How do windy/gusty conditions effect the quality of an outdoor jet ?
The first full size L-1 VWT at Appalachian Amusement Center is located in an area that is often very windy or gusty in the spring. As of the middle of March 2004 it has been windy or gusty half
the time we have operated, and very windy about 1/6 of the time. Our 50 foot wide building is located about 35 feet to the south of the jet and extends about 30 feet above the net. The building surely helps to block
winds, especially since the prevailing wind direction is usually from the south. We have also operated when it was very windy/gusty from the north. Our experience is that the jet is never effected below about 15
feet above the net, or 22-25 feet above the exit. Strong gustiness rapidly degrades the jet above 25 feet above the exit, but does not seem to effect fan speed or vibration. Since most fliers will stay below 15 feet
above the net, atmospheric wind does not seem to be a problem.

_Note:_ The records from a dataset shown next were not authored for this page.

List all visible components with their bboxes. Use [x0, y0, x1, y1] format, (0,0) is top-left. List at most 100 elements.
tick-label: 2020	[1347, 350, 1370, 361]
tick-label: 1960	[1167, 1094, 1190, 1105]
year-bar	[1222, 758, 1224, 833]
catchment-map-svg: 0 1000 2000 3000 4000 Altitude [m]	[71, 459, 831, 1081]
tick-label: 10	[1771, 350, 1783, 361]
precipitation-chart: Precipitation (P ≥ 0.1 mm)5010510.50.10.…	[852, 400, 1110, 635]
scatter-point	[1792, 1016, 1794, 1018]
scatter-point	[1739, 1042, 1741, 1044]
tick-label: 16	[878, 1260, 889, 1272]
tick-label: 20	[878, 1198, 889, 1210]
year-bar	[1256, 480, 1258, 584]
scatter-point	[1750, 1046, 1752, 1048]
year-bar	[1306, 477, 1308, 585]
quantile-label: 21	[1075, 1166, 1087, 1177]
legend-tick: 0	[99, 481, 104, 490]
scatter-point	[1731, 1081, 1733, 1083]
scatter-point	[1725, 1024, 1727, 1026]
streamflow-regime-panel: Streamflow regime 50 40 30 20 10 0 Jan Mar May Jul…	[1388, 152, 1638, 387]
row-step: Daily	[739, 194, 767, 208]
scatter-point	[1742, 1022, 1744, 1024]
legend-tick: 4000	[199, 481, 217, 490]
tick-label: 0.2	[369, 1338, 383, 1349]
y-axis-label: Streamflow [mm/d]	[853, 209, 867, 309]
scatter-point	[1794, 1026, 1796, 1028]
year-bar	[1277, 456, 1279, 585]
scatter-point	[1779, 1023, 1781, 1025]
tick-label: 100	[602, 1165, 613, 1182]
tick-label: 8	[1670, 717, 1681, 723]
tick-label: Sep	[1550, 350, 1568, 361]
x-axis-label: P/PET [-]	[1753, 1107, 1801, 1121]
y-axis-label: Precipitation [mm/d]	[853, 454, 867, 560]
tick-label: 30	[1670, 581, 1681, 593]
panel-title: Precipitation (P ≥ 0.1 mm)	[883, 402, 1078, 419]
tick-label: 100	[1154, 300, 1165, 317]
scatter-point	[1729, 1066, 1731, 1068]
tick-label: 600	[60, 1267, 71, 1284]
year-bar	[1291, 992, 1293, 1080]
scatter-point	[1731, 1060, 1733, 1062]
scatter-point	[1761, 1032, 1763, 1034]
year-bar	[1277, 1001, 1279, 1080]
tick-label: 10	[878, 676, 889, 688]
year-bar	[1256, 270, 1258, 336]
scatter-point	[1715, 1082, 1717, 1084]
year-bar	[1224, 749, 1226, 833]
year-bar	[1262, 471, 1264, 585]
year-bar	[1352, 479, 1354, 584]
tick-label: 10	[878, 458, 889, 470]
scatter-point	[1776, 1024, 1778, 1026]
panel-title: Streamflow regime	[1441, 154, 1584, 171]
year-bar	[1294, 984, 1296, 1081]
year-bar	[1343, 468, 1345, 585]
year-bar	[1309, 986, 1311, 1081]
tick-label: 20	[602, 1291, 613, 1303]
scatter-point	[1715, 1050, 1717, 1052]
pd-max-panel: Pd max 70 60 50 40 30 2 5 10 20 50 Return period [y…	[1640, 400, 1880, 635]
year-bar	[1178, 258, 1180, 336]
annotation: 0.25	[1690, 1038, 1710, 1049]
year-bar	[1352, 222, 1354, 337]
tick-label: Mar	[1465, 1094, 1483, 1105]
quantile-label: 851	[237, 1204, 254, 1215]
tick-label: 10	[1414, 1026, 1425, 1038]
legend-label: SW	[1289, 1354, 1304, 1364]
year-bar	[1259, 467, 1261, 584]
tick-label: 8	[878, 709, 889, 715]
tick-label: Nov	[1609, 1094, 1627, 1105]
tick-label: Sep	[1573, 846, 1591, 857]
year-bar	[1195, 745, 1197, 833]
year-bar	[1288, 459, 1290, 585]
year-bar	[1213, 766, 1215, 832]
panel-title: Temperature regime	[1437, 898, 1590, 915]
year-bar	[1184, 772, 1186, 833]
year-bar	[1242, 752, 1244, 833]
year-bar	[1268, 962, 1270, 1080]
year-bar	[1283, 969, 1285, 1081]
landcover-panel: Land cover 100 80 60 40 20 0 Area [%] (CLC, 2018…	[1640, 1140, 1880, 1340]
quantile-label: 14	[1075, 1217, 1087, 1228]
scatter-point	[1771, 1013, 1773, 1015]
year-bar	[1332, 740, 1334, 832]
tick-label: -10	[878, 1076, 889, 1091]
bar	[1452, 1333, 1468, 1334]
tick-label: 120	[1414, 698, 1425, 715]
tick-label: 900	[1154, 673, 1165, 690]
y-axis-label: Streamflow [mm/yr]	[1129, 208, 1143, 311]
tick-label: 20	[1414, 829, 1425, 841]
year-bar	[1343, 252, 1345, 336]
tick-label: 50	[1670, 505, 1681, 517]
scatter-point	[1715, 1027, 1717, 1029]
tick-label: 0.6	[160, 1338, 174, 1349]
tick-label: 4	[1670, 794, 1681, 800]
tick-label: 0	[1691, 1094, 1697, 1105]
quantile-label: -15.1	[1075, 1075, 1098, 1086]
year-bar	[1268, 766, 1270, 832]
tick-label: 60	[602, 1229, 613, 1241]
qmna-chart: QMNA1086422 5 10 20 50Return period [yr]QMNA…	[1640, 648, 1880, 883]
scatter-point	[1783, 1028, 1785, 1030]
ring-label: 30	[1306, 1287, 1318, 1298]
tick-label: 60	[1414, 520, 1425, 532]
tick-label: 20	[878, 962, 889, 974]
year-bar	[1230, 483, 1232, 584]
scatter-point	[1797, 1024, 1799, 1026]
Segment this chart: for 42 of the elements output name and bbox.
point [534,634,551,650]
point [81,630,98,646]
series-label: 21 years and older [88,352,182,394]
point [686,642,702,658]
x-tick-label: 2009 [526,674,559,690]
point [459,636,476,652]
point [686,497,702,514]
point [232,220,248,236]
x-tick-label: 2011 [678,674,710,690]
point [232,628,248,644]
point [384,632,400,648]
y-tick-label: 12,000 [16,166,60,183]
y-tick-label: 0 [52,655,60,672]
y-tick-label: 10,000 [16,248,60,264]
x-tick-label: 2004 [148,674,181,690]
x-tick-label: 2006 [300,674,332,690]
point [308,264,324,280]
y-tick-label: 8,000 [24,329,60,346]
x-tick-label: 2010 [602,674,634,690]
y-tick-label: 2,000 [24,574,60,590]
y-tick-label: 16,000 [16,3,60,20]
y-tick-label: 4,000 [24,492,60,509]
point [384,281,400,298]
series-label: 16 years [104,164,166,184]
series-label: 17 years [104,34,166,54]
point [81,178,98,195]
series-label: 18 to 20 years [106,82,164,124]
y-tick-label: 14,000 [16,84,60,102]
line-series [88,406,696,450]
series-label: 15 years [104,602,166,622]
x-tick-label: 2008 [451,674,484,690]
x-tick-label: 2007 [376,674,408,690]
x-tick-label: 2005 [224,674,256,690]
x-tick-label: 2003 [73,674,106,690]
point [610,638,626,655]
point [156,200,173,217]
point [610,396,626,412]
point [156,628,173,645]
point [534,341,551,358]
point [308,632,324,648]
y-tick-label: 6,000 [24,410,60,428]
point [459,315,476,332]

In February of 2005 we flew when it was gusting to a measured 31 MPH from the West. This was more severe than what we had experienced before we had
our weather station with it's anemometer. During the peaks of these 31 MPH gusts the wind is affected just 8 feet above the net. This is something a beginner probably wouldn't notice, but for a person flying higher,
or doing radical maneuvering near the edge of the jet, it can be exciting. Our RPM and the airspeed are not affected by the gusts. Remember that 8 feet above the net is actually 18 feet above the exit of the machine
itself. This is great performance.
Competing designs are greatly affected by windiness and gusting. With a more protected jet, or a lower net, even these severe gusts would be no problem.
An L-1 located in an
extremely windy environment will benefit from some specific modifications to the intake area, and structural blocking of the jet.